Se o segundo Governo Passos Coelho findar depressa, terá, no meu entender, a sorte que merece. É, ao fim e ao cabo, uma mera continuação do primeiro, que foi recusado nas urnas pela maioria dos portugueses. O executivo que cessa funções quebrou consensos que existiam, como por exemplo aquele que unia os portugueses em prol do fortalecimento do sistema nacional de ciência. Não penso aliás que Passos Coelho tenha feito tudo o que estava ao seu alcance para obter acordos à esquerda em matérias em que eles eram altamente desejáveis. Na carta que escreveu ao PS com propostas avulsas, não incluiu o recuo na inacreditável “poda” de 50% que fez na rede de ciência e tecnologia, baseada numa avaliação eivada de erros que Nuno Crato lamentavelmente caucionou. E houve enormes “podas” noutros domínios vitais para o país. Nem antes nem depois das eleições Passos Coelho admitiu ceder de forma significativa no seu programa ultra-austeritário, que afectou negativamente a ciência e a educação, mas também a saúde e a justiça. Foi ele aliás que disse que as duas principais propostas nas eleições eram muito distintas, sendo "importante apostar num resultado que dê maioria absoluta, mesmo que seja ao PS” (Jornal de Negócios, 23/7/2015). Agora dá a ideia de que se prepara para ser oposição, esperando uma eventual convocação de eleições pelo próximo Presidente da República.

Basta olhar para a composição do novo Governo para verificar que o futuro ex-primeiro-ministro, acastelado no seu reduto, não quer mudar praticamente nada. Deixou incólume o núcleo duro da anterior governação, incluindo o “irrevogável” vice-primeiro-ministro. Dos 17 novos ministros, 12 eram antes ministros ou secretários de Estado. São, na maior parte, militantes partidários, e os que não são circulam em órbitas do PSD e CDS. Não vejo em que é que este Governo é melhor do que o anterior, que já tinha muitas debilidades. Era preciso um elã que as eleições não deram.

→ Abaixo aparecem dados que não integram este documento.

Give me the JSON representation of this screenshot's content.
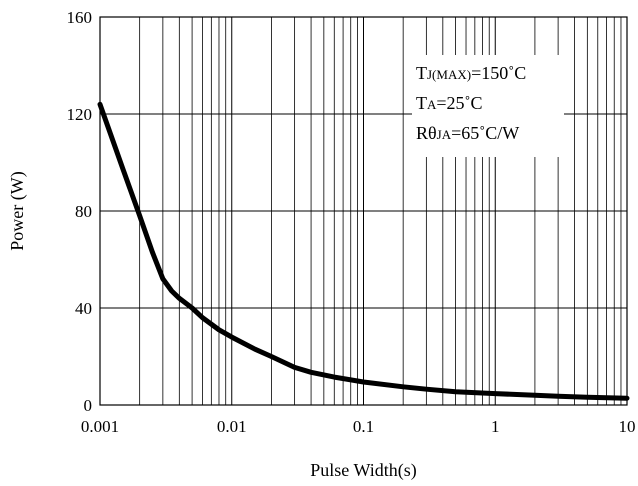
{
  "chart_data": {
    "type": "line",
    "title": "",
    "xlabel": "Pulse Width(s)",
    "ylabel": "Power (W)",
    "x_scale": "log",
    "xlim": [
      0.001,
      10
    ],
    "ylim": [
      0,
      160
    ],
    "x_ticks": [
      "0.001",
      "0.01",
      "0.1",
      "1",
      "10"
    ],
    "y_ticks": [
      "0",
      "40",
      "80",
      "120",
      "160"
    ],
    "grid": true,
    "series": [
      {
        "x": [
          0.001,
          0.0015,
          0.002,
          0.0025,
          0.003,
          0.0035,
          0.004,
          0.005,
          0.006,
          0.008,
          0.01,
          0.015,
          0.02,
          0.03,
          0.04,
          0.06,
          0.1,
          0.2,
          0.3,
          0.5,
          1,
          2,
          3,
          5,
          10
        ],
        "y": [
          124,
          97,
          78,
          63,
          52,
          47,
          44,
          40,
          36,
          31,
          28,
          23,
          20,
          15.5,
          13.5,
          11.5,
          9.5,
          7.5,
          6.5,
          5.5,
          4.7,
          4,
          3.6,
          3.2,
          2.8
        ]
      }
    ],
    "annotation": {
      "lines": [
        {
          "main": "T",
          "sub": "J(MAX)",
          "rest": "=150˚C"
        },
        {
          "main": "T",
          "sub": "A",
          "rest": "=25˚C"
        },
        {
          "main": "Rθ",
          "sub": "JA",
          "rest": "=65˚C/W"
        }
      ],
      "placement": "top-right"
    },
    "colors": {
      "line": "#000000",
      "grid": "#000000",
      "background": "#ffffff"
    }
  }
}
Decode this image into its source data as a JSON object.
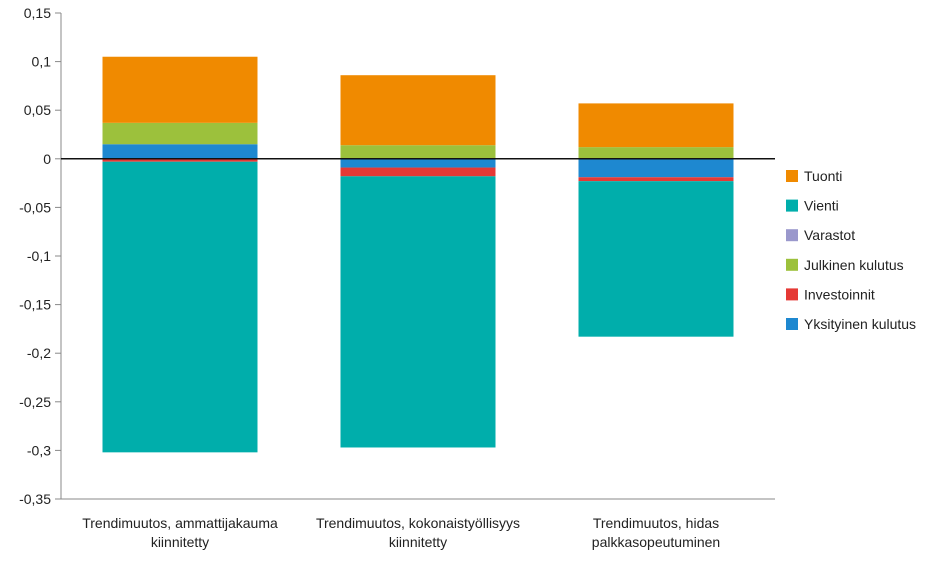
{
  "chart_data": {
    "type": "bar",
    "stacked": true,
    "ylim": [
      -0.35,
      0.15
    ],
    "yticks": [
      0.15,
      0.1,
      0.05,
      0,
      -0.05,
      -0.1,
      -0.15,
      -0.2,
      -0.25,
      -0.3,
      -0.35
    ],
    "ytick_labels": [
      "0,15",
      "0,1",
      "0,05",
      "0",
      "-0,05",
      "-0,1",
      "-0,15",
      "-0,2",
      "-0,25",
      "-0,3",
      "-0,35"
    ],
    "categories": [
      [
        "Trendimuutos, ammattijakauma",
        "kiinnitetty"
      ],
      [
        "Trendimuutos, kokonaistyöllisyys",
        "kiinnitetty"
      ],
      [
        "Trendimuutos, hidas",
        "palkkasopeutuminen"
      ]
    ],
    "series": [
      {
        "name": "Yksityinen kulutus",
        "color": "#1E88D0",
        "values": [
          0.015,
          -0.009,
          -0.019
        ]
      },
      {
        "name": "Investoinnit",
        "color": "#E53935",
        "values": [
          -0.003,
          -0.009,
          -0.004
        ]
      },
      {
        "name": "Julkinen kulutus",
        "color": "#9CC13C",
        "values": [
          0.022,
          0.014,
          0.012
        ]
      },
      {
        "name": "Varastot",
        "color": "#9A98CC",
        "values": [
          0,
          0,
          0
        ]
      },
      {
        "name": "Vienti",
        "color": "#00AEAB",
        "values": [
          -0.299,
          -0.279,
          -0.16
        ]
      },
      {
        "name": "Tuonti",
        "color": "#F08A00",
        "values": [
          0.068,
          0.072,
          0.045
        ]
      }
    ],
    "legend_order": [
      "Tuonti",
      "Vienti",
      "Varastot",
      "Julkinen kulutus",
      "Investoinnit",
      "Yksityinen kulutus"
    ],
    "legend_position": "right",
    "grid": false
  }
}
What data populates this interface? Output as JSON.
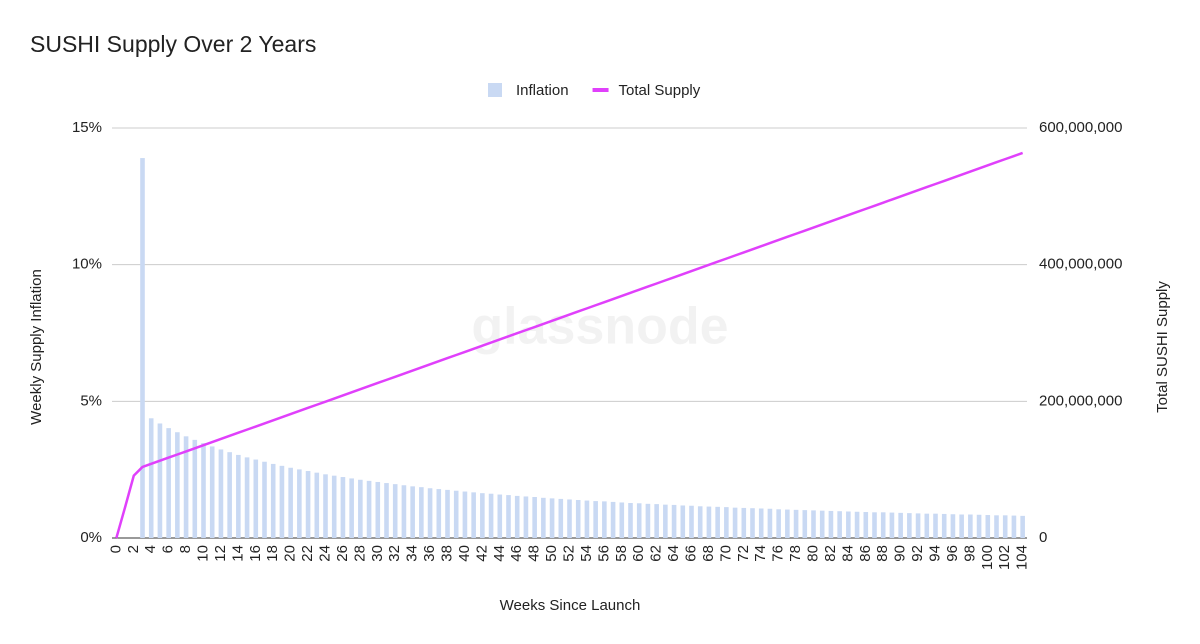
{
  "chart_data": {
    "type": "bar",
    "title": "SUSHI Supply Over 2 Years",
    "xlabel": "Weeks Since Launch",
    "ylabel": "Weekly Supply Inflation",
    "y2label": "Total SUSHI Supply",
    "watermark": "glassnode",
    "legend": "top",
    "grid": true,
    "categories": [
      0,
      null,
      2,
      null,
      4,
      null,
      6,
      null,
      8,
      null,
      10,
      null,
      12,
      null,
      14,
      null,
      16,
      null,
      18,
      null,
      20,
      null,
      22,
      null,
      24,
      null,
      26,
      null,
      28,
      null,
      30,
      null,
      32,
      null,
      34,
      null,
      36,
      null,
      38,
      null,
      40,
      null,
      42,
      null,
      44,
      null,
      46,
      null,
      48,
      null,
      50,
      null,
      52,
      null,
      54,
      null,
      56,
      null,
      58,
      null,
      60,
      null,
      62,
      null,
      64,
      null,
      66,
      null,
      68,
      null,
      70,
      null,
      72,
      null,
      74,
      null,
      76,
      null,
      78,
      null,
      80,
      null,
      82,
      null,
      84,
      null,
      86,
      null,
      88,
      null,
      90,
      null,
      92,
      null,
      94,
      null,
      96,
      null,
      98,
      null,
      100,
      null,
      102,
      null,
      104
    ],
    "ylim": [
      0,
      15
    ],
    "yticks": [
      {
        "value": 0,
        "label": "0%"
      },
      {
        "value": 5,
        "label": "5%"
      },
      {
        "value": 10,
        "label": "10%"
      },
      {
        "value": 15,
        "label": "15%"
      }
    ],
    "y2lim": [
      0,
      600000000
    ],
    "y2ticks": [
      0,
      {
        "value": 200000000,
        "label": "200,000,000"
      },
      {
        "value": 400000000,
        "label": "400,000,000"
      },
      {
        "value": 600000000,
        "label": "600,000,000"
      }
    ],
    "series": [
      {
        "name": "Inflation",
        "type": "bar",
        "axis": "y",
        "color": "#c9d9f3",
        "values": [
          null,
          null,
          null,
          13.9,
          4.38,
          4.19,
          4.02,
          3.87,
          3.72,
          3.59,
          3.47,
          3.35,
          3.24,
          3.14,
          3.04,
          2.95,
          2.87,
          2.79,
          2.71,
          2.64,
          2.57,
          2.51,
          2.45,
          2.39,
          2.33,
          2.28,
          2.23,
          2.18,
          2.13,
          2.09,
          2.05,
          2.01,
          1.97,
          1.93,
          1.89,
          1.86,
          1.82,
          1.79,
          1.76,
          1.73,
          1.7,
          1.67,
          1.64,
          1.62,
          1.59,
          1.57,
          1.54,
          1.52,
          1.5,
          1.47,
          1.45,
          1.43,
          1.41,
          1.39,
          1.37,
          1.35,
          1.34,
          1.32,
          1.3,
          1.28,
          1.27,
          1.25,
          1.24,
          1.22,
          1.21,
          1.19,
          1.18,
          1.16,
          1.15,
          1.14,
          1.13,
          1.11,
          1.1,
          1.09,
          1.08,
          1.07,
          1.05,
          1.04,
          1.03,
          1.02,
          1.01,
          1.0,
          0.99,
          0.98,
          0.97,
          0.96,
          0.95,
          0.94,
          0.94,
          0.93,
          0.92,
          0.91,
          0.9,
          0.89,
          0.89,
          0.88,
          0.87,
          0.86,
          0.86,
          0.85,
          0.84,
          0.83,
          0.83,
          0.82,
          0.81
        ]
      },
      {
        "name": "Total Supply",
        "type": "line",
        "axis": "y2",
        "color": "#e040fb",
        "values": [
          0,
          45000000,
          91300000,
          104000000,
          108550000,
          113100000,
          117650000,
          122200000,
          126750000,
          131300000,
          135850000,
          140400000,
          144950000,
          149500000,
          154050000,
          158600000,
          163150000,
          167700000,
          172250000,
          176800000,
          181350000,
          185900000,
          190450000,
          195000000,
          199550000,
          204100000,
          208650000,
          213200000,
          217750000,
          222300000,
          226850000,
          231400000,
          235950000,
          240500000,
          245050000,
          249600000,
          254150000,
          258700000,
          263250000,
          267800000,
          272350000,
          276900000,
          281450000,
          286000000,
          290550000,
          295100000,
          299650000,
          304200000,
          308750000,
          313300000,
          317850000,
          322400000,
          326950000,
          331500000,
          336050000,
          340600000,
          345150000,
          349700000,
          354250000,
          358800000,
          363350000,
          367900000,
          372450000,
          377000000,
          381550000,
          386100000,
          390650000,
          395200000,
          399750000,
          404300000,
          408850000,
          413400000,
          417950000,
          422500000,
          427050000,
          431600000,
          436150000,
          440700000,
          445250000,
          449800000,
          454350000,
          458900000,
          463450000,
          468000000,
          472550000,
          477100000,
          481650000,
          486200000,
          490750000,
          495300000,
          499850000,
          504400000,
          508950000,
          513500000,
          518050000,
          522600000,
          527150000,
          531700000,
          536250000,
          540800000,
          545350000,
          549900000,
          554450000,
          559000000,
          563550000
        ]
      }
    ]
  }
}
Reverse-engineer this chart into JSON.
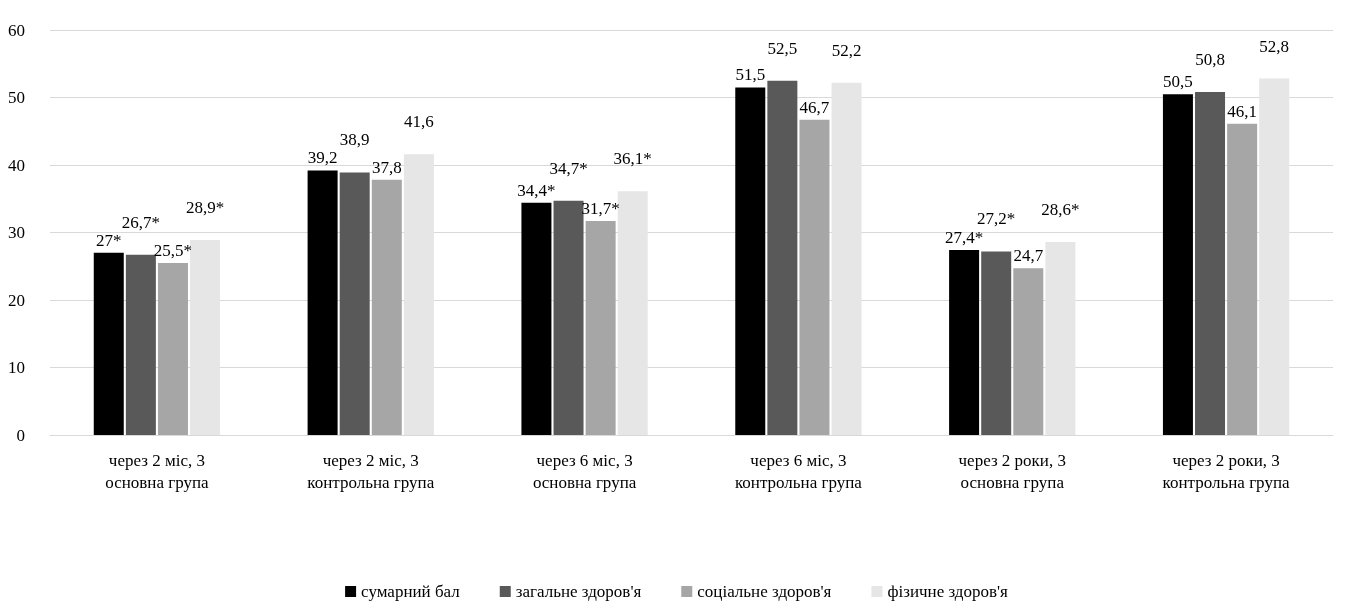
{
  "chart_data": {
    "type": "bar",
    "categories": [
      "через 2 міс, 3\nосновна група",
      "через 2 міс, 3\nконтрольна група",
      "через 6 міс, 3\nосновна група",
      "через 6 міс, 3\nконтрольна група",
      "через 2 роки, 3\nосновна група",
      "через 2 роки, 3\nконтрольна група"
    ],
    "series": [
      {
        "name": "сумарний бал",
        "color": "#000000",
        "values": [
          27,
          39.2,
          34.4,
          51.5,
          27.4,
          50.5
        ],
        "value_labels": [
          "27*",
          "39,2",
          "34,4*",
          "51,5",
          "27,4*",
          "50,5"
        ]
      },
      {
        "name": "загальне здоров'я",
        "color": "#595959",
        "values": [
          26.7,
          38.9,
          34.7,
          52.5,
          27.2,
          50.8
        ],
        "value_labels": [
          "26,7*",
          "38,9",
          "34,7*",
          "52,5",
          "27,2*",
          "50,8"
        ]
      },
      {
        "name": "соціальне здоров'я",
        "color": "#a6a6a6",
        "values": [
          25.5,
          37.8,
          31.7,
          46.7,
          24.7,
          46.1
        ],
        "value_labels": [
          "25,5*",
          "37,8",
          "31,7*",
          "46,7",
          "24,7",
          "46,1"
        ]
      },
      {
        "name": "фізичне здоров'я",
        "color": "#e7e6e6",
        "values": [
          28.9,
          41.6,
          36.1,
          52.2,
          28.6,
          52.8
        ],
        "value_labels": [
          "28,9*",
          "41,6",
          "36,1*",
          "52,2",
          "28,6*",
          "52,8"
        ]
      }
    ],
    "ylim": [
      0,
      60
    ],
    "yticks": [
      0,
      10,
      20,
      30,
      40,
      50,
      60
    ],
    "grid": "y",
    "legend": "bottom"
  }
}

Entre os promovidos e os novatos, alguns nomes surpreenderam-me. Há sempre alguém para ministro. Ocorreu-me O Conde de Abranhos, a novela satírica de Eça de Queirós, em que o principal personagem é o Conde, poeta amador, que entra num governo por pouco tempo como ministro da Marinha. O ministro Abranhos torna-se um estadista que a pátria teima em reconhecer. A quem o emendou na Câmara assinalando que Moçambique não ficava na costa ocidental de África, mas sim na costa oriental, respondeu: “– Que fique na costa ocidental ou na costa oriental, nada tira o que seja à doutrina que estabeleço. Os regulamentos não mudam com as latitudes!” Escreve Eça, ou melhor Z. Zagalo, o secretário e confidente do Conde: “Esta réplica vem mais uma vez provar que o Conde se ocupava sobretudo de ideias gerais, dignas do seu grande espírito, e não se demorava nessa verificação microscópica de detalhes práticos, que preocupam os espíritos subalternos.” Ainda há Condes de Abranhos.